We are busy picking honeyberries from our 3 year old orchard of 850 bushes planted in 2011, but here are a few things we have learned about the fruit.

Nineteen days later, on July 7, 2014 the berries had all turned blue on outside, but what about the inside?

Looks pretty green, and at 8 brix, it’s pretty sour. Other berries which ripened on the bush were running between 11 and 14 brix.
We are freezing most of what we pick as it is the fastest thing right now, but here are some other ideas for preserving the berries.
The berries are of uneven size so dry unevenly, with the smaller ones turning crisp and the larger berries staying juicy, even after a day in the dryer. Better just to leave them out for a month and let them dehydrate naturally.
Put berries into blender, add honey for pliability and sugar to taste (honey alone may overpower the berry flavor), grease the tray with a mild flavored oil such as coconut oil, and dehydrate a few hours. You can start out at 160 F and then turn down to 115 F says my dehydrating manual for blueberries.
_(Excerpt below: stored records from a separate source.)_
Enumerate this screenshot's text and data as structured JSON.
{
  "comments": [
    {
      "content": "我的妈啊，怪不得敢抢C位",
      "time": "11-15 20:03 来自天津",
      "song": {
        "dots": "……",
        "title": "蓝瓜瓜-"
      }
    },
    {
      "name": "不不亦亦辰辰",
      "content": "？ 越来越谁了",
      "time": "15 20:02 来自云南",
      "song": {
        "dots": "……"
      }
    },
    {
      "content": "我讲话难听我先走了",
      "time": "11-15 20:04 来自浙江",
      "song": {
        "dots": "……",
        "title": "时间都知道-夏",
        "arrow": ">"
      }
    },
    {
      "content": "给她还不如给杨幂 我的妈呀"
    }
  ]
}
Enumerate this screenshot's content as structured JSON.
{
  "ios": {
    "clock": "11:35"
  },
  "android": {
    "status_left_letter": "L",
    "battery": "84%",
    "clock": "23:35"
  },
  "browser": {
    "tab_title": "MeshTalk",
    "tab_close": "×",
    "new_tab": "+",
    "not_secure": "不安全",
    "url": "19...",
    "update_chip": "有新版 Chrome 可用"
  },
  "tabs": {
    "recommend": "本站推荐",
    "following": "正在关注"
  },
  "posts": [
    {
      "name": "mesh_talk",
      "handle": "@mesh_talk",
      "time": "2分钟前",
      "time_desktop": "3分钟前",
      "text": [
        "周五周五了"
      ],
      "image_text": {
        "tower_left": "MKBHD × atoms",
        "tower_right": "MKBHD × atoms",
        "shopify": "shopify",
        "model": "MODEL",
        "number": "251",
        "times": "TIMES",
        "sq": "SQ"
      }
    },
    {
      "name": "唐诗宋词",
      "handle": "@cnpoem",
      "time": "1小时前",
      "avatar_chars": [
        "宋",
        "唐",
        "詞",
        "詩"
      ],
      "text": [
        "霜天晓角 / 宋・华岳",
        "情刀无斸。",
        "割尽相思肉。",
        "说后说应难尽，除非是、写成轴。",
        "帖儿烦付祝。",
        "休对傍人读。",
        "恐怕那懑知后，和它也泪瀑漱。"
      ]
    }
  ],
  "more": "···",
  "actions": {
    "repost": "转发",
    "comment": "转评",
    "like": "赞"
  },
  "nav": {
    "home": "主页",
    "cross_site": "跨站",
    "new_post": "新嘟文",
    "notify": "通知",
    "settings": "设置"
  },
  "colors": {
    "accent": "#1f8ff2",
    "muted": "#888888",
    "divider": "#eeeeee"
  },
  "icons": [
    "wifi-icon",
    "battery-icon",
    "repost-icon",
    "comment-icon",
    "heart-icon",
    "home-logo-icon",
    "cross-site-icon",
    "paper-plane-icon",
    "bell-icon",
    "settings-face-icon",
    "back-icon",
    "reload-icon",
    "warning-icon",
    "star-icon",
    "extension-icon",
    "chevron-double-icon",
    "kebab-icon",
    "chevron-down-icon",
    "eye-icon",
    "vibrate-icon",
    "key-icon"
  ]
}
Or just stick it into your vehicle with the windows rolled up on a sunny day! Dry until able to lift pieces off the tray. This will keep for months, if not years!

Berry picking is contagious – just ask these nurses and their kids from Sandford Hospital in Bemidji, MN!
Finally, a big thank you to the adventurous U-Pickers of all ages (babes in arms to 90+ year olds) who ventured to our farm to pick, and then told and gave samples to their friends and family!